We rode around town for a while, stopping again at Plazuela Machado where a Mexican rock band was playing some Santana and Clapton tunes.  They were really good.   The drummer was killing it with really hard hitting fills at the end of the meters, and the guitar player was so good that at first when we were biking up to the area I thought that it was a Santana album playing. 

Next we went to the city art museum.  This cost the equivalent of 80 cents for admission and the security guard unlocked the door for us, so at first we were the only ones in there.  Right off I spotted the unoccupied, unlocked, black, Yamaha, baby grand piano on the other side of the exhibit hall.  So I went over, sat down and started to play.  Tentatively at first because I expected the guard, who was also a police officer, to shut me down real quick.  But when this did not happen I kept on playing and singing.  I think I played about 5 songs on this beautiful piano, probably the nicest I have ever had the pleasure to, while other museum patrons came and went, until I noticed the guard walking toward me.  He politely waited until I had finished the song I was playing, “Baby Deer Walking Thru Snow” (an original), before telling me I could not play anymore. 

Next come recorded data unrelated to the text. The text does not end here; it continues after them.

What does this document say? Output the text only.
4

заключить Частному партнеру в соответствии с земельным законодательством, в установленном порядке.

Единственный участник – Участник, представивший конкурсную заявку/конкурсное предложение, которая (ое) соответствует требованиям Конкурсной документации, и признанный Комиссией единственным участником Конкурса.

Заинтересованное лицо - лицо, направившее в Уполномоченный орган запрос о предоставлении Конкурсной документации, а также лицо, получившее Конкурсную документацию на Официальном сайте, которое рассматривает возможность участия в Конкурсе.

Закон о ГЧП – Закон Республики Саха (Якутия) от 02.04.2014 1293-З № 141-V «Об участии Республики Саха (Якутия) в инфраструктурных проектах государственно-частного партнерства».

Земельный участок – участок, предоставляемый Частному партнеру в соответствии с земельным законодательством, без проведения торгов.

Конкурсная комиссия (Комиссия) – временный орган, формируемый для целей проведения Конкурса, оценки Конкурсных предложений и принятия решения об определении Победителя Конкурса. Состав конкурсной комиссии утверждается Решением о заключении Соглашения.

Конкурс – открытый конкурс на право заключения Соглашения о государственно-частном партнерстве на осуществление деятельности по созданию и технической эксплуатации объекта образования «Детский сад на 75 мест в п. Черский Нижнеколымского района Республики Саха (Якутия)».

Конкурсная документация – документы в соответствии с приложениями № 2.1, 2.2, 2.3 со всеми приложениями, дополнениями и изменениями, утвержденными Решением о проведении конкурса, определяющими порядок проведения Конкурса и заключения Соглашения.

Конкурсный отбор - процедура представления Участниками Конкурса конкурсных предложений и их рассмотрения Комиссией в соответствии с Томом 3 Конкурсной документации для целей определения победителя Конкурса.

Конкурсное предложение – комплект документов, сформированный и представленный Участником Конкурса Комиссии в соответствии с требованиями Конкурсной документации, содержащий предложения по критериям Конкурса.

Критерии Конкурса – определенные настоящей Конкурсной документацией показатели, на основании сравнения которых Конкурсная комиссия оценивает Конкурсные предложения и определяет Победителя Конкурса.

So off we were, riding our bikes south thru the old-town streets of Mazatlan out to the tip of the peninsula where there is the second highest lighthouse in the world, after the one at the straight of Gibraltar.   Unfortunately there is a sewage treatment plant at the bottom of the hill on which the beacon sits and a couple of times the smell almost made me throw up.  But after gaining some elevation up the hill the putrid fecal stench was lost on the winds below and we enjoyed a panoramic view of the city and beaches to the north.   After hiking back down we rode our bikes home (wherever we are sleeping that night) about 7 miles along the waterfront, stopping for beers and coconuts and then a great dinner of seafood at an oceanfront restaurant. 

Tomorrow morning we are leaving early (5:30am) to make the 10 hour drive to Mexico City where we are enrolled in a Spanish language school for the next two weeks.  Hasta Luego.